CR Deep Dive
"Challenge Rating (CR) summarizes the threat a monster poses to a group of four player characters. Compare a monster’s CR to the characters’ level. If the CR is higher, the monster is likely a danger. If the CR is lower, the monster likely poses little threat. But circumstances and the number of player characters can significantly alter how threatening a monster is in actual play. The Dungeon Master’s Guide provides guidance to the DM on using CR while planning potential combat encounters."
Challenge rating means nothing – it doesn't really compare to anything else except that one monster is more challenging than another.

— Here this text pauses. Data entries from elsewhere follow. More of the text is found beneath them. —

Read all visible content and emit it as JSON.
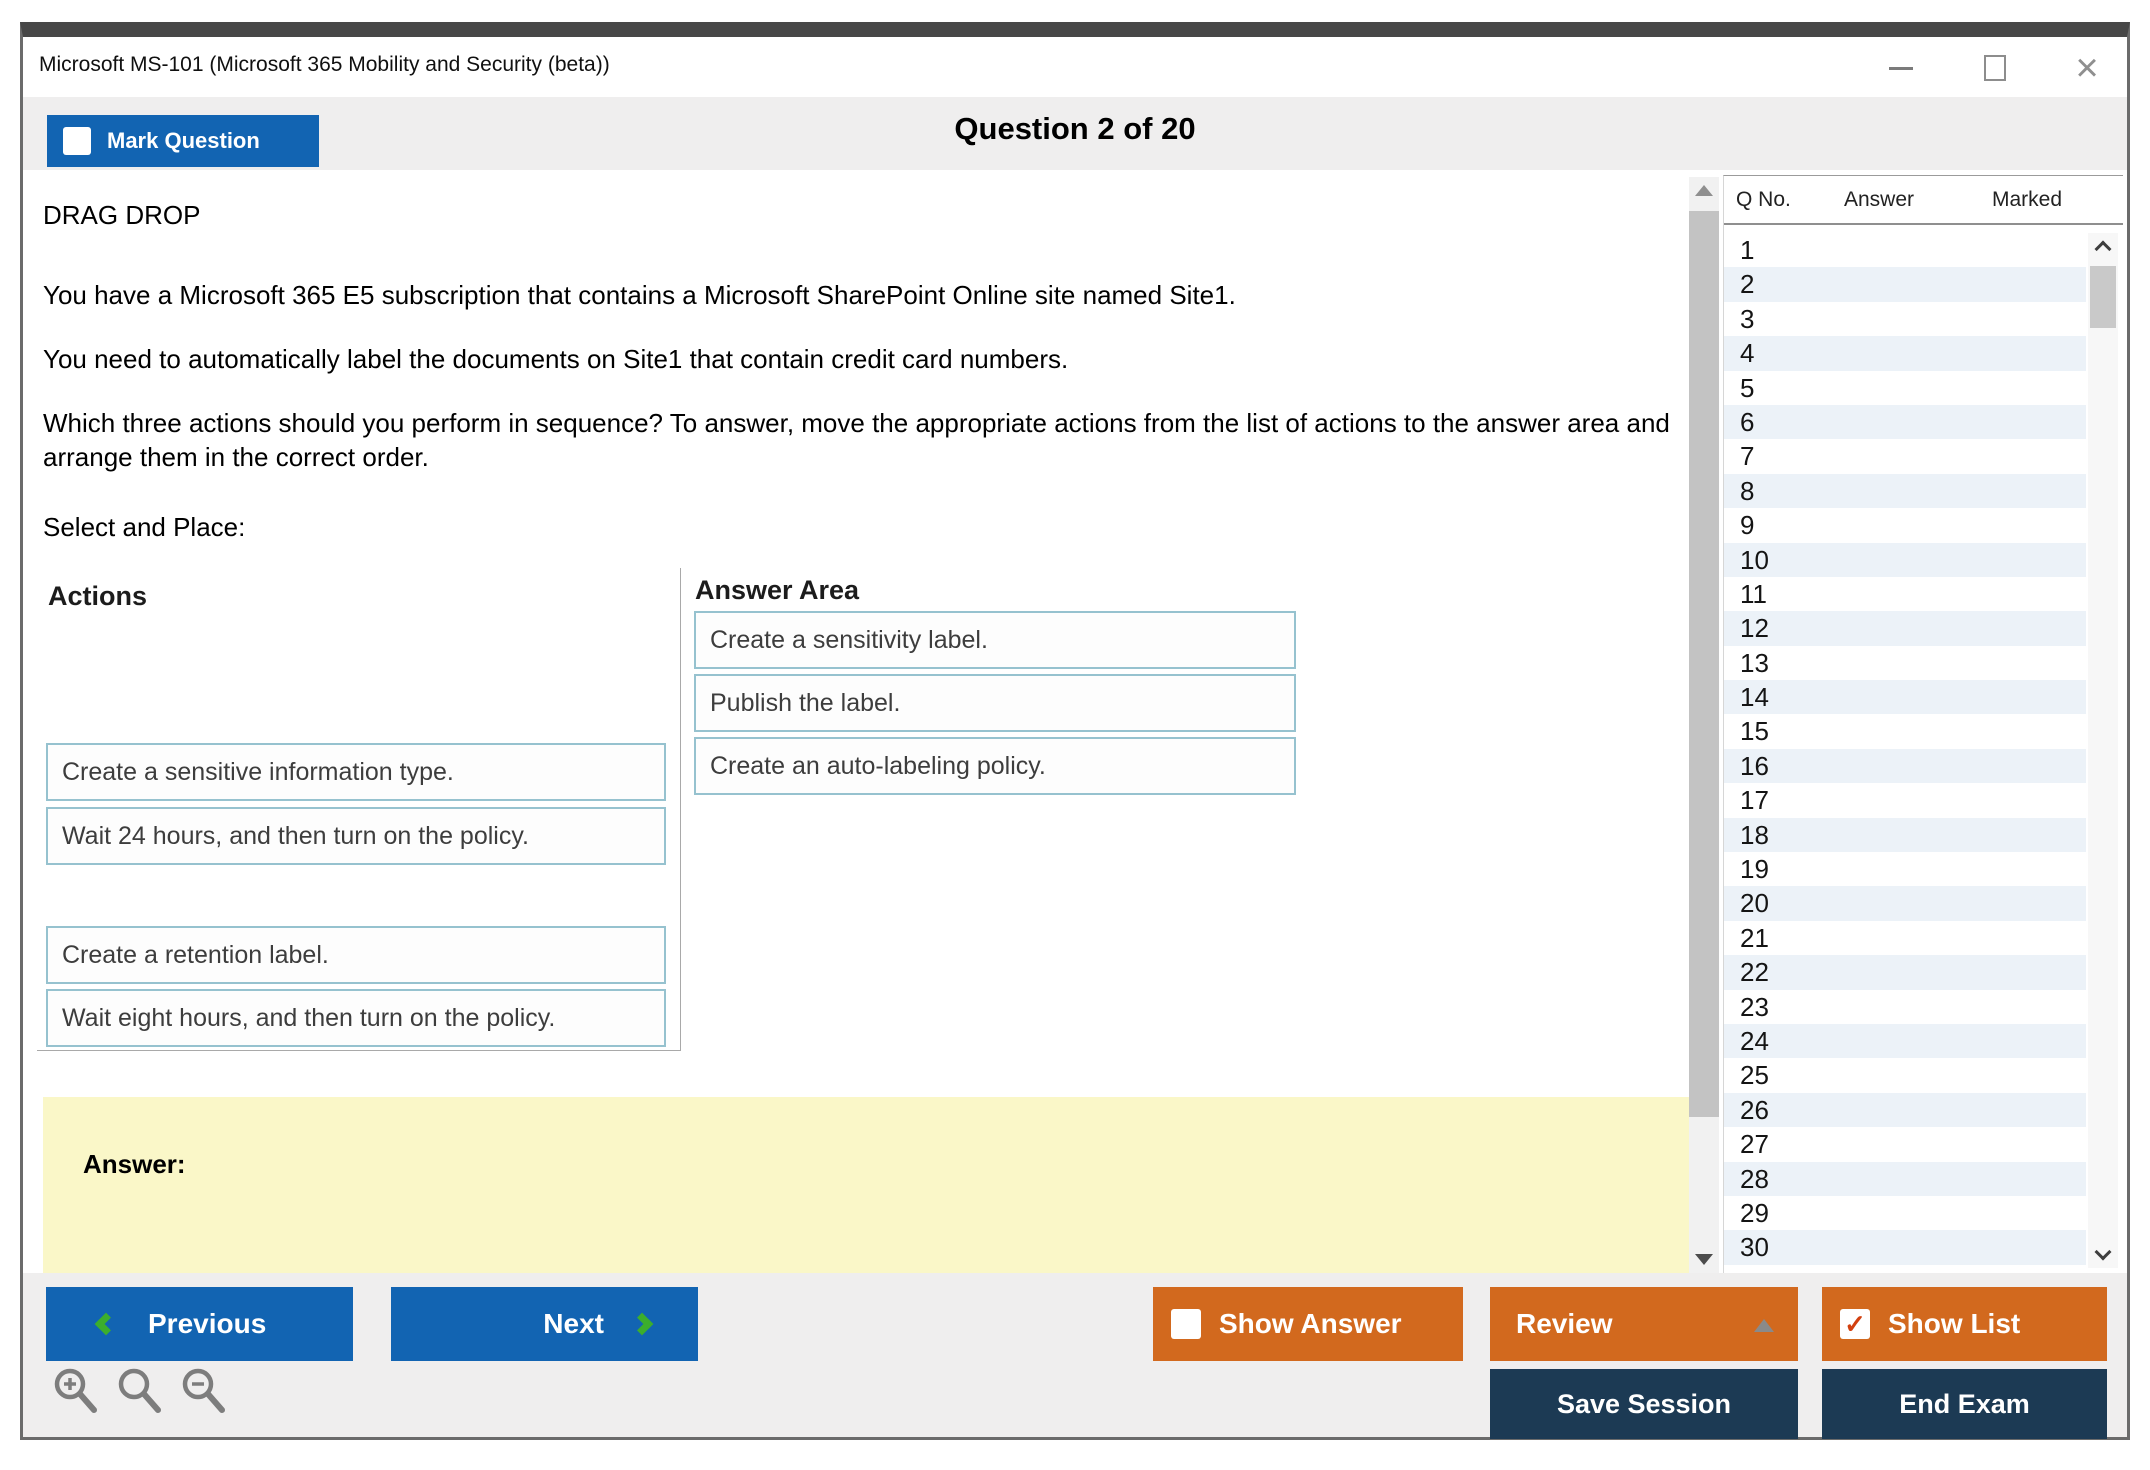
{
  "window": {
    "title": "Microsoft MS-101 (Microsoft 365 Mobility and Security (beta))"
  },
  "header": {
    "mark_question_label": "Mark Question",
    "question_counter": "Question 2 of 20"
  },
  "question": {
    "kind": "DRAG DROP",
    "p1": "You have a Microsoft 365 E5 subscription that contains a Microsoft SharePoint Online site named Site1.",
    "p2": "You need to automatically label the documents on Site1 that contain credit card numbers.",
    "p3": "Which three actions should you perform in sequence? To answer, move the appropriate actions from the list of actions to the answer area and arrange them in the correct order.",
    "select_place": "Select and Place:",
    "actions_title": "Actions",
    "answer_area_title": "Answer Area",
    "actions": [
      "Create a sensitive information type.",
      "Wait 24 hours, and then turn on the policy.",
      "Create a retention label.",
      "Wait eight hours, and then turn on the policy."
    ],
    "answers": [
      "Create a sensitivity label.",
      "Publish the label.",
      "Create an auto-labeling policy."
    ],
    "answer_label": "Answer:"
  },
  "qlist": {
    "headers": [
      "Q No.",
      "Answer",
      "Marked"
    ],
    "rows": [
      1,
      2,
      3,
      4,
      5,
      6,
      7,
      8,
      9,
      10,
      11,
      12,
      13,
      14,
      15,
      16,
      17,
      18,
      19,
      20,
      21,
      22,
      23,
      24,
      25,
      26,
      27,
      28,
      29,
      30
    ]
  },
  "footer": {
    "previous": "Previous",
    "next": "Next",
    "show_answer": "Show Answer",
    "review": "Review",
    "show_list": "Show List",
    "save_session": "Save Session",
    "end_exam": "End Exam",
    "show_answer_checked": false,
    "show_list_checked": true
  },
  "colors": {
    "primary_blue": "#1264b2",
    "orange": "#d2691e",
    "navy": "#1c3a54",
    "green": "#3cae2c",
    "yellow": "#faf7c8",
    "box_border": "#96c2cf"
  }
}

Defining challenge rating by the monsters who possess it in FOF.
Why challenge rating? Why not levels?
Monster types (minion, normal, elite, solo) are so much easier! Why not those?
The scaling challenge of particular challenge ratings. CR 2s are my favorite.
Changes in challenge ratings in D&D 2024.
A focus on experience-based encounter building.
An encounter may be deadly if the sum total of monster challenge ratings is greater than 1/4th of the total of character levels, or 1/2 if the characters are 5th level or above.
A single monster might be deadly if its challenge rating equals the average level of the characters, or 1.5x of average character levels if the characters are 5th level or above.
If characters are particularly powerful, consider the following modifiers to the benchmark:
Scott Gray's approach: Add total character levels. Divide by 4. Multiply by tier (1, 2, 3 or 4).
Scale the benchmark by pretending there's an extra character or one fewer characters as desired.
Maybe not. Start with the monsters that make sense for the story and situation in the game. The LEB gives you this little warning light if things get too unintentionally hot.